Es allí donde se divisa un hiato paradójico entre algunos valores que persiguen las nuevas generaciones y los valores instrumentales. Porque es entrañable que se abracen las causas de la tolerancia, el pacifismo, la ecología o la solidaridad, cuando en cambio se han rechazado en algunos casos valores mediales que dan razón a todo como el esfuerzo, la autorresponsabilidad y la capacidad. Extraña que quien no se ha preocupado de generar riqueza ni valor a la comunidad más que en dosis limitadas, propugne la solidaridad con el esfuerzo de los demás.
La libertad hay que trabajarla
Y todo porque el placer se obtiene de modo muy rápido, sin esfuerzo, de modo que se convierte en una adicción sin coste alguno. Es la aventura animal del sofá con un móvil entre las manos. Todo está a su alcance a cambio de una tarifa plana. Quizá sea el momento de reescribir la Biblia sobre la base de la aparición del «homo digitalis», el hombre que apaga el esfuerzo y cede a las presiones del dominio tecnológico. Adiós al autodominio, adiós a la libertad.
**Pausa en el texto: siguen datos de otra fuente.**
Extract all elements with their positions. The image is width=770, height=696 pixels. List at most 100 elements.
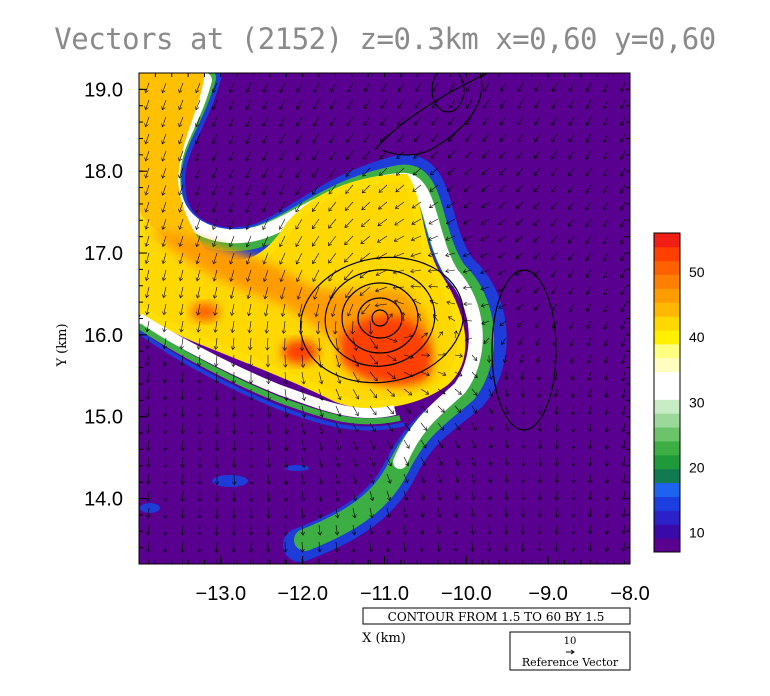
wind-vector-head <box>621 513 627 518</box>
wind-vector <box>429 300 439 305</box>
wind-vector-head <box>520 548 526 552</box>
wind-vector <box>588 371 592 381</box>
wind-vector <box>318 490 322 502</box>
wind-vector-head <box>319 446 324 451</box>
wind-vector-head <box>278 191 283 196</box>
wind-vector <box>197 303 201 316</box>
wind-vector <box>376 269 388 276</box>
wind-vector-head <box>620 359 626 364</box>
wind-vector-head <box>588 479 593 484</box>
wind-vector-head <box>144 140 149 145</box>
wind-vector <box>586 286 592 295</box>
wind-vector-head <box>196 311 201 316</box>
wind-vector <box>284 388 287 401</box>
wind-vector <box>369 490 374 501</box>
wind-vector <box>420 507 424 518</box>
wind-vector-head <box>504 513 509 518</box>
wind-vector-head <box>283 566 287 569</box>
wind-vector-head <box>262 225 267 230</box>
wind-vector <box>538 388 541 398</box>
wind-vector-head <box>197 498 202 502</box>
wind-vector-head <box>283 548 288 553</box>
wind-vector <box>505 490 508 501</box>
contour-north-2 <box>381 73 483 156</box>
wind-vector-head <box>263 312 269 317</box>
wind-vector <box>605 388 609 398</box>
wind-vector <box>606 524 609 535</box>
wind-vector <box>603 184 609 194</box>
colorbar-tick-label: 30 <box>689 394 705 410</box>
wind-vector-head <box>300 531 305 536</box>
wind-vector <box>505 507 507 518</box>
wind-vector <box>212 99 218 110</box>
wind-vector-head <box>403 513 408 518</box>
wind-vector-head <box>585 121 590 126</box>
wind-vector <box>296 269 303 282</box>
wind-vector-head <box>297 313 302 318</box>
wind-vector <box>301 473 305 485</box>
wind-vector <box>360 235 371 244</box>
wind-vector-head <box>249 447 254 452</box>
wind-vector <box>262 235 269 247</box>
wind-vector <box>346 133 354 143</box>
wind-vector-head <box>489 392 494 397</box>
wind-vector-head <box>445 236 450 241</box>
wind-vector <box>347 303 354 317</box>
wind-vector-head <box>386 566 390 569</box>
wind-vector <box>431 133 439 142</box>
wind-vector <box>555 388 558 398</box>
wind-vector-head <box>145 548 151 553</box>
wind-vector-head <box>453 565 457 568</box>
wind-vector-head <box>465 137 470 142</box>
wind-vector-head <box>283 497 289 502</box>
wind-vector-head <box>481 320 486 325</box>
wind-vector-head <box>161 277 167 282</box>
reference-vector-arrowhead <box>570 649 575 655</box>
wind-vector <box>480 252 490 258</box>
wind-vector-head <box>245 191 250 196</box>
wind-vector-head <box>423 332 428 337</box>
wind-vector <box>335 524 338 535</box>
wind-vector <box>212 133 218 144</box>
wind-vector-head <box>262 260 267 265</box>
wind-vector-head <box>300 514 306 519</box>
wind-vector-head <box>446 300 451 305</box>
wind-vector-head <box>466 87 471 92</box>
wind-vector <box>621 320 626 330</box>
wind-vector <box>162 82 167 93</box>
wind-vector-head <box>369 514 374 519</box>
wind-vector-head <box>603 342 608 347</box>
wind-vector-head <box>554 411 559 416</box>
wind-vector-head <box>230 346 236 351</box>
wind-vector <box>318 524 321 536</box>
wind-vector-head <box>229 260 234 265</box>
wind-vector-head <box>499 138 504 143</box>
wind-vector <box>335 405 341 417</box>
wind-vector-head <box>144 294 150 299</box>
wind-vector-head <box>300 566 304 569</box>
wind-vector-head <box>279 88 284 93</box>
wind-vector <box>229 235 235 247</box>
wind-vector-head <box>245 122 250 128</box>
wind-vector <box>178 133 184 144</box>
wind-vector-head <box>520 513 526 518</box>
contour-1 <box>299 256 465 384</box>
wind-vector <box>463 252 473 257</box>
wind-vector <box>533 218 541 226</box>
wind-vector-head <box>538 565 542 568</box>
wind-vector <box>420 388 429 395</box>
wind-vector-head <box>245 174 250 179</box>
wind-vector-head <box>144 259 150 264</box>
wind-vector-head <box>621 411 626 416</box>
wind-vector <box>411 218 422 225</box>
wind-vector-head <box>588 496 593 501</box>
wind-vector-head <box>427 252 432 258</box>
wind-vector <box>381 82 388 92</box>
wind-vector-head <box>388 313 393 318</box>
wind-vector-head <box>585 172 590 177</box>
wind-vector <box>430 150 439 159</box>
wind-vector <box>335 456 340 468</box>
wind-vector <box>448 99 456 109</box>
wind-vector-head <box>430 171 435 176</box>
wind-vector-head <box>249 566 253 569</box>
La libertad nunca fue un regalo. No lo es ahora ni lo seguirá siendo. Es una conquista permanente en todo momento y en todo lugar. Pero para ser libre, hay que escoger ser libre. La libertad es elección. En cambio, la pereza es un estado de servidumbre en el que se abaten los menesterosos, aquellos que dejaron de comer lentejas. A vueltas con el confinamiento, y ahora que volverá el frío en unas semanas, lentejas. Muchas lentejas.